SPAR Group, Inc. Rebuts False and Defamatory Statements by Former Board Member Robert G. Brown

SPAR Group (SGRP) strongly refutes demands from its founder, Robert G. Brown, calling them “self-serving.” Brown sought $15 million, consulting fees, a long-term service agreement, and a company acquisition, actions the board deemed beneficial solely to Brown. The company also addressed Brown’s other claims and noted his violations of the Securities Exchange Act. This follows a history of conflicts and concerns about Brown’s influence, setting the stage for an ongoing battle.

SPAR Group (SGRP) Fires Back at Founder’s “Self-Serving” Demands

AUBURN HILLS, Mich., June 11, 2025 – In a move that’s sure to send ripples through the merchandising and marketing services sector, SPAR Group, Inc. (SGRP) has issued a sharp rebuke to Robert G. Brown, a founding figure of the company. The firm responded to what it deems “false claims” and “assertions” levied by Brown in a recent press release and filing.

Brown, who established SPAR, served as its Chairman in 1967. Now, at 83, he’s making waves again. The current Board, acknowledging his history, attempted to address Brown’s grievances privately.

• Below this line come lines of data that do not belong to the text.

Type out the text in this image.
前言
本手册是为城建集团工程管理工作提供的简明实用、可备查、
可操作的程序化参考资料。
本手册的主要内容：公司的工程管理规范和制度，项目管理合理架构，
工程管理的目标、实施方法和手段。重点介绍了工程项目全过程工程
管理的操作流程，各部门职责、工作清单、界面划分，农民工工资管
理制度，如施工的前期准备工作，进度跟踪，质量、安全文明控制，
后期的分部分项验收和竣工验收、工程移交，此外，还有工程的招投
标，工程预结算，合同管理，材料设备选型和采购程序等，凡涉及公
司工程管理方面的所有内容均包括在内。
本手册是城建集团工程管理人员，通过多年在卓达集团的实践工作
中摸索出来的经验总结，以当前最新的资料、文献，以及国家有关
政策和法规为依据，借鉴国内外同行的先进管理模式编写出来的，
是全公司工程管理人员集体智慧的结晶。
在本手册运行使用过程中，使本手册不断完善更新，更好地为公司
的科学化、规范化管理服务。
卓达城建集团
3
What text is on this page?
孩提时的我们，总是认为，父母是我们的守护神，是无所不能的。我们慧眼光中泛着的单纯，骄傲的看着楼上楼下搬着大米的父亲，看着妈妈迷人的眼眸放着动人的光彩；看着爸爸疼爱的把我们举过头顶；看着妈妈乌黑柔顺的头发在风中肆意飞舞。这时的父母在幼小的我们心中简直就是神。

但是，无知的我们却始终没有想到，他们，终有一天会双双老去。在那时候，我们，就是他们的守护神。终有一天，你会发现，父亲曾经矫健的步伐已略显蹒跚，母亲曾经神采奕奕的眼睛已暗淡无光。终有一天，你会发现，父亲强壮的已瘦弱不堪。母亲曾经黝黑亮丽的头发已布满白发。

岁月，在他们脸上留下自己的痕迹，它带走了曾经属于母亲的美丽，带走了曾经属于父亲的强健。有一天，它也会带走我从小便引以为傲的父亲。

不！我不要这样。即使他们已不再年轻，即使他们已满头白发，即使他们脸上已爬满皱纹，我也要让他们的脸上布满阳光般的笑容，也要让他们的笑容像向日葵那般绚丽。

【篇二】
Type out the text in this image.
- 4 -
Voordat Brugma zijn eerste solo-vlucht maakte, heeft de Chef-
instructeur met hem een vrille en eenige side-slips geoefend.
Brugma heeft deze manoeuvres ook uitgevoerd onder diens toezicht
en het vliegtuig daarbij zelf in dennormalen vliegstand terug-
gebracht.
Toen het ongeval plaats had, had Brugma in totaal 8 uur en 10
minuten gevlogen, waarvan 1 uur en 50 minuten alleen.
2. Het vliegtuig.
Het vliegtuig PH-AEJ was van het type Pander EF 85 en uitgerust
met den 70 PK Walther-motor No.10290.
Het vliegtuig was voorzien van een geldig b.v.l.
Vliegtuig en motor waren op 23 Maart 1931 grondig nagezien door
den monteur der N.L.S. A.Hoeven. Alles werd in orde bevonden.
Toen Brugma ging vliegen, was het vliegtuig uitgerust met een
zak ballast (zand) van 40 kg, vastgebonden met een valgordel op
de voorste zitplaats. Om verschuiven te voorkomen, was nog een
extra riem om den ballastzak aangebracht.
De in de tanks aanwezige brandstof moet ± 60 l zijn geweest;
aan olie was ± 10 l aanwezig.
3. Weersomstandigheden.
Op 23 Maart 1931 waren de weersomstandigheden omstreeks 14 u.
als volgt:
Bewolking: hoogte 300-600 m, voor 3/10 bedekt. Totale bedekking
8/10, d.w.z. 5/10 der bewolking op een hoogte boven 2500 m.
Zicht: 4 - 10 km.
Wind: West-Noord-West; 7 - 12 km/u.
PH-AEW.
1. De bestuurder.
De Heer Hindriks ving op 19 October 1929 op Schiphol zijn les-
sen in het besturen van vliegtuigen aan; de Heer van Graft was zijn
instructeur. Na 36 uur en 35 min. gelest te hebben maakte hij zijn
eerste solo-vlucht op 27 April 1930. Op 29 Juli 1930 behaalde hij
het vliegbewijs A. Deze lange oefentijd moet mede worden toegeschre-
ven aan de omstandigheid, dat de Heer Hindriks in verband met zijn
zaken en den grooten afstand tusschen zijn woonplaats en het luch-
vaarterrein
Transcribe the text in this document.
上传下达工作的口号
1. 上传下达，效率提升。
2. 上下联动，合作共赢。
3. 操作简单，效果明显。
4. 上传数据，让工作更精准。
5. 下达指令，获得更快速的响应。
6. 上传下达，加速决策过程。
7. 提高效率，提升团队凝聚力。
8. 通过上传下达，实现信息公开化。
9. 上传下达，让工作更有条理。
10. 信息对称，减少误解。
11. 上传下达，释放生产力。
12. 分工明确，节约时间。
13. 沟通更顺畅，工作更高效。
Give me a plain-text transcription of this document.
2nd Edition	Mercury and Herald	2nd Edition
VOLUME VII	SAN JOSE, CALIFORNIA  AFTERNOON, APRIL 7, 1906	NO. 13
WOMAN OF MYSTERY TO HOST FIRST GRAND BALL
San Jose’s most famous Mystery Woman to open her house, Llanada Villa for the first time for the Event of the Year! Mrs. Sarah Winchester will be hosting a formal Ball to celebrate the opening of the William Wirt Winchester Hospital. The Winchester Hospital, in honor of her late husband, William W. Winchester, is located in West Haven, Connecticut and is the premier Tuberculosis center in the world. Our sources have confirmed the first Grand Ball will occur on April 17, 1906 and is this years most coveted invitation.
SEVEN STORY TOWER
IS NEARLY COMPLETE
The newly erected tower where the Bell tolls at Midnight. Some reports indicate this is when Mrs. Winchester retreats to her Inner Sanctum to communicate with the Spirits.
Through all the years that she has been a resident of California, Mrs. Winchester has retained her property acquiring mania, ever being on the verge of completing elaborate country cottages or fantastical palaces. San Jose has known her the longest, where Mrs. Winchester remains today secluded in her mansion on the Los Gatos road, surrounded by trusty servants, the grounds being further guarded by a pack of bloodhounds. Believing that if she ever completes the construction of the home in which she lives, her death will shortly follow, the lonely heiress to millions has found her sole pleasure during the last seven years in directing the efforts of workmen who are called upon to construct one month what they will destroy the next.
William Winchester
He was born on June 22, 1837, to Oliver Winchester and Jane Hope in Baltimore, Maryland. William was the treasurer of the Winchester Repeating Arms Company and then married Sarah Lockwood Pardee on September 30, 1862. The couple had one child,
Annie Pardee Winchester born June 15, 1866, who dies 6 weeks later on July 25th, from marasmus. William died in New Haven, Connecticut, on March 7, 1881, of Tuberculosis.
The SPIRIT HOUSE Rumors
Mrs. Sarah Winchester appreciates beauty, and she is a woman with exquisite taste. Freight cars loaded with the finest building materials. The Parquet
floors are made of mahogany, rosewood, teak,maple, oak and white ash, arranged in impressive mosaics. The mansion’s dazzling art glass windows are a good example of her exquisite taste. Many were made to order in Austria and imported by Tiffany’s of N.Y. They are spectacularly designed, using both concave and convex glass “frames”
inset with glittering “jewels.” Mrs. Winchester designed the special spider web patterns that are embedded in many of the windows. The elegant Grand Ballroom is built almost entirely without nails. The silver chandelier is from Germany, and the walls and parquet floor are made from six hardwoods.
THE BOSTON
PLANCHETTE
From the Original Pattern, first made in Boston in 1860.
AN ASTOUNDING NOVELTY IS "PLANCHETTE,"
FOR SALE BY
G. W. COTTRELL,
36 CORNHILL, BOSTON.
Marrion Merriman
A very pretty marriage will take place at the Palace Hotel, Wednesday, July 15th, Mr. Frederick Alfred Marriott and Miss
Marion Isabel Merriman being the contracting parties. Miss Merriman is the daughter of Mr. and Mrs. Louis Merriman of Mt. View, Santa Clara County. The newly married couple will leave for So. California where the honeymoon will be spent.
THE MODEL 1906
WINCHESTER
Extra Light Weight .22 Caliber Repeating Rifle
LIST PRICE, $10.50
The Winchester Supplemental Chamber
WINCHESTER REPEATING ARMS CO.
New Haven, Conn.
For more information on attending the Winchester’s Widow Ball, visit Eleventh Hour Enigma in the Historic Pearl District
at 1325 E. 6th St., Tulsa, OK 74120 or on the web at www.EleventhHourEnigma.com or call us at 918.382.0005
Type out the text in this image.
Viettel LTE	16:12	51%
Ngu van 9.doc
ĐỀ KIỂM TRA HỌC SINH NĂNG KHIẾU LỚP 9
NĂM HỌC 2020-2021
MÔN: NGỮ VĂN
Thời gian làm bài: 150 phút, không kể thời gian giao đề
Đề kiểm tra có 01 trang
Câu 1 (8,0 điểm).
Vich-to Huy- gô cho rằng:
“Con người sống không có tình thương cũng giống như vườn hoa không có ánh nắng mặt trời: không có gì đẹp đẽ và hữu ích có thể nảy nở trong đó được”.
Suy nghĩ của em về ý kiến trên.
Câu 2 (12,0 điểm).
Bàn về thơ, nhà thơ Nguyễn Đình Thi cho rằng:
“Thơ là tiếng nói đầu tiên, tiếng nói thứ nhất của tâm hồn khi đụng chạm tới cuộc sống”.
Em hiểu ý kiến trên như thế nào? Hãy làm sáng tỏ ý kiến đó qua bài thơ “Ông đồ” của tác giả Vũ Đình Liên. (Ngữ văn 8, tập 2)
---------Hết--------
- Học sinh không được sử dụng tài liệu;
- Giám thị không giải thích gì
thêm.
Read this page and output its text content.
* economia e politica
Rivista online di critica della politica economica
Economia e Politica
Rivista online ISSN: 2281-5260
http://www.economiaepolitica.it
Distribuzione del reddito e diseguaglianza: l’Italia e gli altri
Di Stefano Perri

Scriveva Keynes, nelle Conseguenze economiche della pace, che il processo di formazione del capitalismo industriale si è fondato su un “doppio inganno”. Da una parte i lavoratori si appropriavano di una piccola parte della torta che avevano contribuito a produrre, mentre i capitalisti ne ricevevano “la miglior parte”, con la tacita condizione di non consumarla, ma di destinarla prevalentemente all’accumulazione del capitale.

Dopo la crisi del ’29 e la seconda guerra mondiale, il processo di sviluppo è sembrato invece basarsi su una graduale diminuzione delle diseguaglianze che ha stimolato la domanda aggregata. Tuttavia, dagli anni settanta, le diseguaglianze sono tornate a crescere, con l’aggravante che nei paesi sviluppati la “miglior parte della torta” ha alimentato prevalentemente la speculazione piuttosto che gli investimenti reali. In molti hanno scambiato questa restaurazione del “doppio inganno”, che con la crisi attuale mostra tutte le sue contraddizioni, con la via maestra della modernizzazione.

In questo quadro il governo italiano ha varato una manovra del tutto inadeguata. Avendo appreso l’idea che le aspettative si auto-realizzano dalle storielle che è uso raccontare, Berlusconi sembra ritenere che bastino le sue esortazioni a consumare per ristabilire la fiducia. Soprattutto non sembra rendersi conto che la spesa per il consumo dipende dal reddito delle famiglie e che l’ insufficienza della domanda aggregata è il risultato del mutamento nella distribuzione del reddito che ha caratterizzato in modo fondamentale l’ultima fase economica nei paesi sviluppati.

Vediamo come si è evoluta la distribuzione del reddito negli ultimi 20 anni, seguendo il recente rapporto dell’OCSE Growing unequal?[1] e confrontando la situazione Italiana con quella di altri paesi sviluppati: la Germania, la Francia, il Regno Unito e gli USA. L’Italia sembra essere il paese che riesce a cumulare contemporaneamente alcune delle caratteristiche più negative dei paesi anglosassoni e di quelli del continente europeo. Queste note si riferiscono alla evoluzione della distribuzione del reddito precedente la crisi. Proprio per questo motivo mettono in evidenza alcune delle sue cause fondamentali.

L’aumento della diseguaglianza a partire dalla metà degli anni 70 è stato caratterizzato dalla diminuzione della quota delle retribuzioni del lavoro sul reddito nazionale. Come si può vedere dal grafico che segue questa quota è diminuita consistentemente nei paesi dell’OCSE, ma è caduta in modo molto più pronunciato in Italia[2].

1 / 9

However, those attempts reportedly led to a series of demands that the Board has deemed self-serving.

So, what’s the ask? A cash grab, plain and simple. Sources indicate Brown demanded a staggering $15 million in immediate cash infusions, coupled with $900,000 annually in personal consulting fees. Furthermore, he sought a long-term service agreement with his defunct business, Spar Business Services (“SBS”), unrelated to SPAR Group, and an estimated $1 million personally to “[benefit] the shareholders and [offer him] security.”

The specifics are eyebrow-raising: a perpetual consulting agreement at $75,000 per month, for mergers and strategic planning, despite his decades-long absence from the industry. He also requested the rehiring of his now-bankrupt SBS, disregarding its lack of resources and capabilities. Further, he demanded the company acquire his Infotech company, valuing it at $15 million, despite having no clients and no revenue. And then, he wanted to cancel the Change in Control agreement he signed in 2022, and revert to the old by-laws to potentially have more directors on the Board. The saga doesn’t end there – a 6,000,000 share buyback, which the company has noted would be financially disastrous for the firm because they would have to address Brown’s previous requests.

“We are disappointed that Brown has chosen to take these actions and make this stunning self-serving proposal,” the Board stated. “The Board has concluded that Brown’s intent is for his sole benefit and not the benefit of all stockholders.”

This isn’t the first time Brown has pulled the rug out from under the company. In 2021, all independent directors resigned, citing concerns about Brown’s influence and threats to the company’s stability. It’s a pattern, with past actions having led to the departure of multiple CEOs and directors, even including legal battles.

The company is also noting that Brown is currently in violation of Section 16(b) of the Securities Exchange Act of 1934, and that the company has demanded that he disgorge his short-swing trading profits. SPAR Group points out that he has either failed to return the profits or respond to the demand.

It’s also noted that Brown exerts influence on the board, as he currently holds two dedicated seats. With his brother and associate serving as directors on his behalf. SPAR group has noted that per the terms of the Change of Control agreement, he could become a director himself at his discretion, which he has chosen not to do as well.

Adding fuel to the fire, Brown seeks to undermine a proposed stock compensation plan. This is a move that the board is viewing as baffling. The board views the plan as a performance-based roadmap for executives and directors.

In a point-by-point rebuttal of Brown’s claims, SPAR Group addressed issues head-on. The company maintained that its governance adheres to all applicable laws and regulations. They also pushed back on Brown’s accusations regarding the company’s proxy statements, meeting dates, and financial guidance. SPAR Group also clarified that its 2024 loss was attributed to accounting treatments, rather than a reflection of underlying financial performance and highlights their previous by-laws which included Brown’s approval.

As the company navigates these turbulent waters, stockholders and industry watchers will be keen to see how this high-stakes battle unfolds.